I have a jupyter notebook which has ~400 cells. The total file size is 8MB so I'd like to suppress the output cells that have a large size so as to reduce the overall file size.
There are quite a few possible output cells that could be causing this (mainly matplotlib and seaborn plots) so to avoid spending time on trial and error, is there a way of finding the size of each output cell? I'd like to keep as many output plots as possible as I'll be pushing the work to github for others to see.
My idea with nbformat to iterate on the cells in your notebook and check which one had the larger base64 storage spelled out with code for running in a cell in a Jupyter notebook cell to get the code cell numbers listed largest to smallest (it will fetch a notebook example first to have something to try it on; after establishing it works, substitute that file name after placing this script alongside your own .ipynb
notebook file):
############### Get test notebook ########################################
import os
notebook_example = "matplotlib3d-scatter-plots.ipynb"
if not os.path.isfile(notebook_example):
!curl -OL https://raw.githubusercontent.com/fomightez/3Dscatter_plot-binder/master/matplotlib3d-scatter-plots.ipynb
### Use nbformat to get estimate of output size from code cells. #########
import nbformat as nbf
ntbk = nbf.read(notebook_example, nbf.NO_CONVERT)
size_estimate_dict = {}
for cell in ntbk.cells:
if cell.cell_type == 'code':
size_estimate_dict[cell.execution_count] = len(str(cell.outputs))
out_size_info = [k for k, v in sorted(size_estimate_dict.items(), key=lambda item: item[1],reverse=True)]
out_size_info
(To have a place to easily run that code go here and click on the launch binder
button.

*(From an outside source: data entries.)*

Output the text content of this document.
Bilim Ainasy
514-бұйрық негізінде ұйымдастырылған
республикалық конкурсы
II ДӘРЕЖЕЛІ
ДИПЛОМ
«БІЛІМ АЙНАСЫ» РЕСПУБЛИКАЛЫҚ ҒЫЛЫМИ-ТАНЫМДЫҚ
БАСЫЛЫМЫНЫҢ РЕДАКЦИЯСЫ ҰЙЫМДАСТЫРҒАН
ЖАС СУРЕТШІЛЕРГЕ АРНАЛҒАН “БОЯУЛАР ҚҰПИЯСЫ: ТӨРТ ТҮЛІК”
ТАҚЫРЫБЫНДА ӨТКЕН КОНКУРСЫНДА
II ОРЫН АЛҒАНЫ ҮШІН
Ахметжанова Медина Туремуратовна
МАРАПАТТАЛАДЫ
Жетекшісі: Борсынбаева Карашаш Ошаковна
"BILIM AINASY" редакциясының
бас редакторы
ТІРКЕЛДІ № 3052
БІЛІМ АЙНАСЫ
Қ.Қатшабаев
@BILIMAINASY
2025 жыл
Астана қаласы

When the session spins up, open a new notebook and paste in the code and run it. Static form of the notebook is here.)
Example I tried didn't include Plotly, but it seemed to do similar using a notebook with all Plotly plots. I don't know how it will handle a mix though. It may not sort perfectly if different kinds.
Hopefully, this gives you an idea though how to do what you wondered. The code example could be further expanded to use the retrieved size estimates to have nbformat make a copy of the input notebook without the output showing for, say, the top ten largest code cells.